Over several days the fate of Sarah’s daughter Libby is discussed with the ‘Green Eyes’ myth to the fore if not entirely convincingly. However mysterious sightings, sleepwalks and a room trashing suggest that it is more complicated than first appears?

The found footage sub-genre is dead, long live the found footage sub-genre. That inelegant sentence is painful but is somewhat more articulate than a ‘sigh’. It’s been done to death though the likes of The Borderlands, The Devil’s Doorway and right up to date with Host have injected new life. They’re Outside isn’t quite up with those but writer Airell Anthony Hayles offers a few nuggets that make it film well worth watching, very much on its own merits.

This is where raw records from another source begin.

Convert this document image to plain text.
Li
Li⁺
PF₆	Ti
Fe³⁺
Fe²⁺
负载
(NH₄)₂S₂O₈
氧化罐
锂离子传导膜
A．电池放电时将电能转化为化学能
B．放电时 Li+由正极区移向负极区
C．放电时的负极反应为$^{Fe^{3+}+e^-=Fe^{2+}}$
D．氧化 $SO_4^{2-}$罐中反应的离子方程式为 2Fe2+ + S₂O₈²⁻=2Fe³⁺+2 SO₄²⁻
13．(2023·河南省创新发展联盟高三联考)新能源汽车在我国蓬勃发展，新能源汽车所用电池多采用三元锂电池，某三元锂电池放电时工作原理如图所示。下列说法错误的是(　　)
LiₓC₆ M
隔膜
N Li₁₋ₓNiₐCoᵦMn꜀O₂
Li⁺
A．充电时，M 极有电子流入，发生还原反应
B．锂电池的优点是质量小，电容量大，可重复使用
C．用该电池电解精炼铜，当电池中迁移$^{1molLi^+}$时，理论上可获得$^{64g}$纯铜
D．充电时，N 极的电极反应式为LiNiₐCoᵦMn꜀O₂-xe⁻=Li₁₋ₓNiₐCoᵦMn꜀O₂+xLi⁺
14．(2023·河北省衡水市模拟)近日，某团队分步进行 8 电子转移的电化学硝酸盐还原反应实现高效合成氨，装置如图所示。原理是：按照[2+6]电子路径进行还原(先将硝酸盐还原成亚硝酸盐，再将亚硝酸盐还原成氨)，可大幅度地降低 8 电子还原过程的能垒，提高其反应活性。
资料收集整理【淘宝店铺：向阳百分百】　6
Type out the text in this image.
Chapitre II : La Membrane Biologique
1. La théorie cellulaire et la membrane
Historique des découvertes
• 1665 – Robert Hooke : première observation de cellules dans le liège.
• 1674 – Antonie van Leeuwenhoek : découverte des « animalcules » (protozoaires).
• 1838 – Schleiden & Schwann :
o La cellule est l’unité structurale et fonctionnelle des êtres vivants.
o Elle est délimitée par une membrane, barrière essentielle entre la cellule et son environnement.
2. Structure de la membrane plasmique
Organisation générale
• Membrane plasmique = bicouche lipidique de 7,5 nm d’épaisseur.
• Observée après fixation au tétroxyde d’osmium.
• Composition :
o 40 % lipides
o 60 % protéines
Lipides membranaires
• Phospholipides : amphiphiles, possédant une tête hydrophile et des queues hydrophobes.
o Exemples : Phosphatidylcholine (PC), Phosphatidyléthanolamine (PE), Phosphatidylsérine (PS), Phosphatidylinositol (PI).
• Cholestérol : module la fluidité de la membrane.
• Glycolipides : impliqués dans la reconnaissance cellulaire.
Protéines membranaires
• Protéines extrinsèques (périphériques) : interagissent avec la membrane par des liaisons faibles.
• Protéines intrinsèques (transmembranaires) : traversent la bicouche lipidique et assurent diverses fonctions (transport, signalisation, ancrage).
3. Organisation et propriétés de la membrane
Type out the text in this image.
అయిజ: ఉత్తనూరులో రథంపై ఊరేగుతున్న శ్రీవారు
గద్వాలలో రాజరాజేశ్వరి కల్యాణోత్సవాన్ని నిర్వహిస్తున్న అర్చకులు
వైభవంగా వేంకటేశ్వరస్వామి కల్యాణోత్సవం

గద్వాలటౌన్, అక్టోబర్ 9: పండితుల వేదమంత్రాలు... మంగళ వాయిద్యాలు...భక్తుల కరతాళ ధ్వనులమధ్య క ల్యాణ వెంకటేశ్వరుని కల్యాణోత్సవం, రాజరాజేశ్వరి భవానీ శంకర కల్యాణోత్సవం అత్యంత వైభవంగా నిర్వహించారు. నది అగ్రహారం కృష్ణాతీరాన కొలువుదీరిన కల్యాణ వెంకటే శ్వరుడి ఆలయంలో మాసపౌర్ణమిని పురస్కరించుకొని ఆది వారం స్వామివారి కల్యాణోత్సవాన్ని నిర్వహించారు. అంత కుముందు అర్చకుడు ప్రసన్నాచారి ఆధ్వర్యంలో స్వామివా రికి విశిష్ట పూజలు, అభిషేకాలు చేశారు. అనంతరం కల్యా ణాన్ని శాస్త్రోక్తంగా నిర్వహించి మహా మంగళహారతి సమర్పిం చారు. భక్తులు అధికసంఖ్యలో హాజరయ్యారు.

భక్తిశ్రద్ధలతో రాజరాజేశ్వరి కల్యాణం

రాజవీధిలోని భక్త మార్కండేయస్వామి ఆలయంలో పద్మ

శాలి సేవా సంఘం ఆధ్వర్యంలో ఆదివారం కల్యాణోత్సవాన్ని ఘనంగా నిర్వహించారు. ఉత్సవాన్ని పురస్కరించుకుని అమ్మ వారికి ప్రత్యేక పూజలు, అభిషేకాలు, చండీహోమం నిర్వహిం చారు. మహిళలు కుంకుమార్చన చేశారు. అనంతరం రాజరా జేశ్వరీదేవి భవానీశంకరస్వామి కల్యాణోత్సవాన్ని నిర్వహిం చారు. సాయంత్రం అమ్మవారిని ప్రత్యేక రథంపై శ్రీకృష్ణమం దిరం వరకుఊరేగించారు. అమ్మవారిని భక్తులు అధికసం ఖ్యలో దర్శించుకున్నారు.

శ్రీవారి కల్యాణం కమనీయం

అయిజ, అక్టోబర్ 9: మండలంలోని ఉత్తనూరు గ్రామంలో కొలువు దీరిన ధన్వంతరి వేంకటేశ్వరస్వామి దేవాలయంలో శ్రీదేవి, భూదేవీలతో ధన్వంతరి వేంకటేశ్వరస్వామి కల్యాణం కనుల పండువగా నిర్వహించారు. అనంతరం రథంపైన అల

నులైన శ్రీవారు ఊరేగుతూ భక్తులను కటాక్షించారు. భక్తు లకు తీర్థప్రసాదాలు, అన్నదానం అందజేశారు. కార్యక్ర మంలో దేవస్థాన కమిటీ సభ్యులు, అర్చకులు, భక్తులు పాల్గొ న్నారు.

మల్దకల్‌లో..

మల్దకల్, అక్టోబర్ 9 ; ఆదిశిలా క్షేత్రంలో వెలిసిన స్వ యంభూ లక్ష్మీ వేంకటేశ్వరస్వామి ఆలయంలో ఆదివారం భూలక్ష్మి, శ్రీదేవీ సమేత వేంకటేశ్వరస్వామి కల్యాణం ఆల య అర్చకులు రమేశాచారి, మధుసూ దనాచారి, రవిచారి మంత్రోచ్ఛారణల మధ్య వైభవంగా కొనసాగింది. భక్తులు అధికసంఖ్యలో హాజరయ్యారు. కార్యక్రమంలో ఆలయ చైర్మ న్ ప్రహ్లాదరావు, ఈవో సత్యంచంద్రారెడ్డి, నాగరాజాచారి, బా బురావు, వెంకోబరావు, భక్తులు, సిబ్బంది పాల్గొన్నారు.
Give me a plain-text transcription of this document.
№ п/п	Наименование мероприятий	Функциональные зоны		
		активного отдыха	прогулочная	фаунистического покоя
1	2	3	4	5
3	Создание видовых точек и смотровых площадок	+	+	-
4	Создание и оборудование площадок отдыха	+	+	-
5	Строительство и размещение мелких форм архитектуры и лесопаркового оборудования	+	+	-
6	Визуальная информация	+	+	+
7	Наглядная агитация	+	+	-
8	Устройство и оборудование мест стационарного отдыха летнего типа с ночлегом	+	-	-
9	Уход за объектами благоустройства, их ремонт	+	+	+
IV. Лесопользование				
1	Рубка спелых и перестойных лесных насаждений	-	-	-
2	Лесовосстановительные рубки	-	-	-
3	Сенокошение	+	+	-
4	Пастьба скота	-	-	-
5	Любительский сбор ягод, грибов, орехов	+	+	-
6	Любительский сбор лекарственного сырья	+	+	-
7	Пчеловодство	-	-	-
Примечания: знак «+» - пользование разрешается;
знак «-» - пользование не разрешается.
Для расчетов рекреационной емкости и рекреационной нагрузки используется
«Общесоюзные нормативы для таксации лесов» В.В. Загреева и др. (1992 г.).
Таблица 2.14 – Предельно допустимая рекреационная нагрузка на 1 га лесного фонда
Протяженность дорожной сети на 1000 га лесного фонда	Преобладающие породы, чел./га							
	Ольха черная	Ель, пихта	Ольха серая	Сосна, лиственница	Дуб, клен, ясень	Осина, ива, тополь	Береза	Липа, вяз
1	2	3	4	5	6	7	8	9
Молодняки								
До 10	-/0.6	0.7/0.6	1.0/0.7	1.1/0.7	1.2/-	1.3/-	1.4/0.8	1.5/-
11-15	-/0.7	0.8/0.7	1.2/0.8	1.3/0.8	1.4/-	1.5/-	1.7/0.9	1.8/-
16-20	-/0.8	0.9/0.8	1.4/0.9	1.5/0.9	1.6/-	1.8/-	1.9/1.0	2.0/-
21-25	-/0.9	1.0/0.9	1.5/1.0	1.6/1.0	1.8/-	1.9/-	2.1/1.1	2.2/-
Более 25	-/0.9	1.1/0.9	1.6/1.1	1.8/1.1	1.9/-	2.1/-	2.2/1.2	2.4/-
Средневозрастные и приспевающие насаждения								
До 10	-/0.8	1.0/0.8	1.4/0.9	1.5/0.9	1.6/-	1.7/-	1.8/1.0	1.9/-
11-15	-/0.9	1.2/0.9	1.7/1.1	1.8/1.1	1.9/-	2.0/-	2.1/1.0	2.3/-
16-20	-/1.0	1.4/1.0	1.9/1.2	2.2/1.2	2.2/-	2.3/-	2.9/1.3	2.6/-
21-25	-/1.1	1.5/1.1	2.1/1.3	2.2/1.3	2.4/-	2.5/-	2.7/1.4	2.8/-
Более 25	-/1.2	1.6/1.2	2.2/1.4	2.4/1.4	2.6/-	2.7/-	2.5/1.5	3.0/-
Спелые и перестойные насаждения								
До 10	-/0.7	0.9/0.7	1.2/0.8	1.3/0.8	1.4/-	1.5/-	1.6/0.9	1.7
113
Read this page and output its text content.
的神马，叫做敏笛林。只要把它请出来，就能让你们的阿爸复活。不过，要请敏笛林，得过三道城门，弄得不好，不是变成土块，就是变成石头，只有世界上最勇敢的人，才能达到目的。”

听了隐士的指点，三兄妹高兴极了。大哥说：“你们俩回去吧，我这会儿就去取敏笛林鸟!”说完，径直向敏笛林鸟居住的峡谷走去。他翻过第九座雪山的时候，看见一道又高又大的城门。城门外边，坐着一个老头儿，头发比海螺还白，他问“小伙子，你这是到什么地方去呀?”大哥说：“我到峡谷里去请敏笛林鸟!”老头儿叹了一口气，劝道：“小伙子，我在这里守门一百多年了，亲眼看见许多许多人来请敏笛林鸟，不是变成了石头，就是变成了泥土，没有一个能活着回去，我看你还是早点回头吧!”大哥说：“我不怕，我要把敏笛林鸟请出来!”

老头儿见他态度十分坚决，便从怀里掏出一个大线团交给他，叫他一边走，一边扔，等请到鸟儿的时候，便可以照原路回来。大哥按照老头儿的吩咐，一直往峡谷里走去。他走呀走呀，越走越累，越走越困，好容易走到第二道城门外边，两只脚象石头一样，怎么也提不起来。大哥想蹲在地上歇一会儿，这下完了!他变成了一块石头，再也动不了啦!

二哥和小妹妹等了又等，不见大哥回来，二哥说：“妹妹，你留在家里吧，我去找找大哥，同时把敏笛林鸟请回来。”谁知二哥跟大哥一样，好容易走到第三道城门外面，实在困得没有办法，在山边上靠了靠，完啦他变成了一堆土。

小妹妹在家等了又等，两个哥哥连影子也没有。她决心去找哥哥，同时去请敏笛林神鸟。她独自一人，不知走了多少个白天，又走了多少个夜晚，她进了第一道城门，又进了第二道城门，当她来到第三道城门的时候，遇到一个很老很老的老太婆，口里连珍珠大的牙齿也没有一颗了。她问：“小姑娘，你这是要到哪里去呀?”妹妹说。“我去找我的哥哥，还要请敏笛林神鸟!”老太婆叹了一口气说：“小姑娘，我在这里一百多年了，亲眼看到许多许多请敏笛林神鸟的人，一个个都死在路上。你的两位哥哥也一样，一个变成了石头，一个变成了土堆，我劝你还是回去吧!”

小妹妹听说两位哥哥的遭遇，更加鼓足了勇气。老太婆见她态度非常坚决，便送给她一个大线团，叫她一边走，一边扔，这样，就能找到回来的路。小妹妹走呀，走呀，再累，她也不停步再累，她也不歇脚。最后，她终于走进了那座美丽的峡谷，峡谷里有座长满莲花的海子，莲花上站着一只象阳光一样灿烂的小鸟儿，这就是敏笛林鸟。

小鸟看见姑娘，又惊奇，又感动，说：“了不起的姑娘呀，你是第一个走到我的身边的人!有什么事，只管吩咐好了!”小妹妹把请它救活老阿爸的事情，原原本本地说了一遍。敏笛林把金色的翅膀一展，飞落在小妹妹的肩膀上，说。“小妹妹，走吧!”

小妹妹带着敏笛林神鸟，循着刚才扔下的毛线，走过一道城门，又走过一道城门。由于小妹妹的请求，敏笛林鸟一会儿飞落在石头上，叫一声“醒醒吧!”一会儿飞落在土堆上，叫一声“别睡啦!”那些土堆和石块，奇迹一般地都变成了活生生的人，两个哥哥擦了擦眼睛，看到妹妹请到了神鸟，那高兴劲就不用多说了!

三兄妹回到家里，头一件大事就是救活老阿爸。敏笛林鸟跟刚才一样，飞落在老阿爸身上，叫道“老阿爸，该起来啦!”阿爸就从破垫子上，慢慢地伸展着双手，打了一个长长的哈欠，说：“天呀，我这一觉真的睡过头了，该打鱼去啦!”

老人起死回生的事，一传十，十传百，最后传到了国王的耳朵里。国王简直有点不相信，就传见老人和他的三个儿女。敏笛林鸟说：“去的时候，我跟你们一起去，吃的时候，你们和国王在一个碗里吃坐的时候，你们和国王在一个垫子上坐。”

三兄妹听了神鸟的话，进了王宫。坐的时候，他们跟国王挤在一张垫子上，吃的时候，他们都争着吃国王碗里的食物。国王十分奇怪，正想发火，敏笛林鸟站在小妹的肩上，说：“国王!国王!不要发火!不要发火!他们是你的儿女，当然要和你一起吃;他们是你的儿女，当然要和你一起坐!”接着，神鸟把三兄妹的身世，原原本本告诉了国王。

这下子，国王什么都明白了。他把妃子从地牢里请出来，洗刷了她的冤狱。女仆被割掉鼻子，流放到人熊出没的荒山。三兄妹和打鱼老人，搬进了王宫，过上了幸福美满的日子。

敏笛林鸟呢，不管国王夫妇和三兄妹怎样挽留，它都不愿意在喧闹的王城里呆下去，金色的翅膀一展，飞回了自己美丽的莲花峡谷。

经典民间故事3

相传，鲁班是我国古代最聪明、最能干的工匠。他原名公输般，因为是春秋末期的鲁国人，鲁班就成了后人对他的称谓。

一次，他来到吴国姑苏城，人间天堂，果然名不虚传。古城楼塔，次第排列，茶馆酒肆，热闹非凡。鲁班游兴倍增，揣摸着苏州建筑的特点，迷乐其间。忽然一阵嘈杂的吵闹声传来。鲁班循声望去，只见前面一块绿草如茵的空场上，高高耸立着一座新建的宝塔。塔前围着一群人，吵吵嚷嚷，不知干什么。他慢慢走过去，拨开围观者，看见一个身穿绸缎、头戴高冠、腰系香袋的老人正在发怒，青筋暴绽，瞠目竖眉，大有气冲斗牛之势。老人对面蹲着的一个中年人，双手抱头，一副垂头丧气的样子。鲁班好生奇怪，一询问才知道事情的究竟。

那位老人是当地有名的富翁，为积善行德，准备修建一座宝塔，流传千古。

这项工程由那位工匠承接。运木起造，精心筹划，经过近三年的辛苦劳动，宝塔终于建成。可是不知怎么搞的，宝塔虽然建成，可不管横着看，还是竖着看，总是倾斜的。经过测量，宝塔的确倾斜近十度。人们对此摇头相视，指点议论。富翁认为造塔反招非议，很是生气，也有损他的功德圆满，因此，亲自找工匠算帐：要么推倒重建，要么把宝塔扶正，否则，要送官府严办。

The Max character is totally unlikeable but serves as a satisfying satire on the YouTube age ego centric in both his treatment of the subjects and his crew. The set is tight so it has a very effective claustrophobic feel and look, which co-directors Hayles and Sam Casserly use to the max.

When the film does venture out the mystery is broadened with carvings on the tree and the film taking a different aspect with the woods seemingly endless. It’s neatly spliced together even when there are several different sources of footage fed it doesn’t lose any of its tone. In particular the final act when things to get surprisingly nasty and genuinely shocking.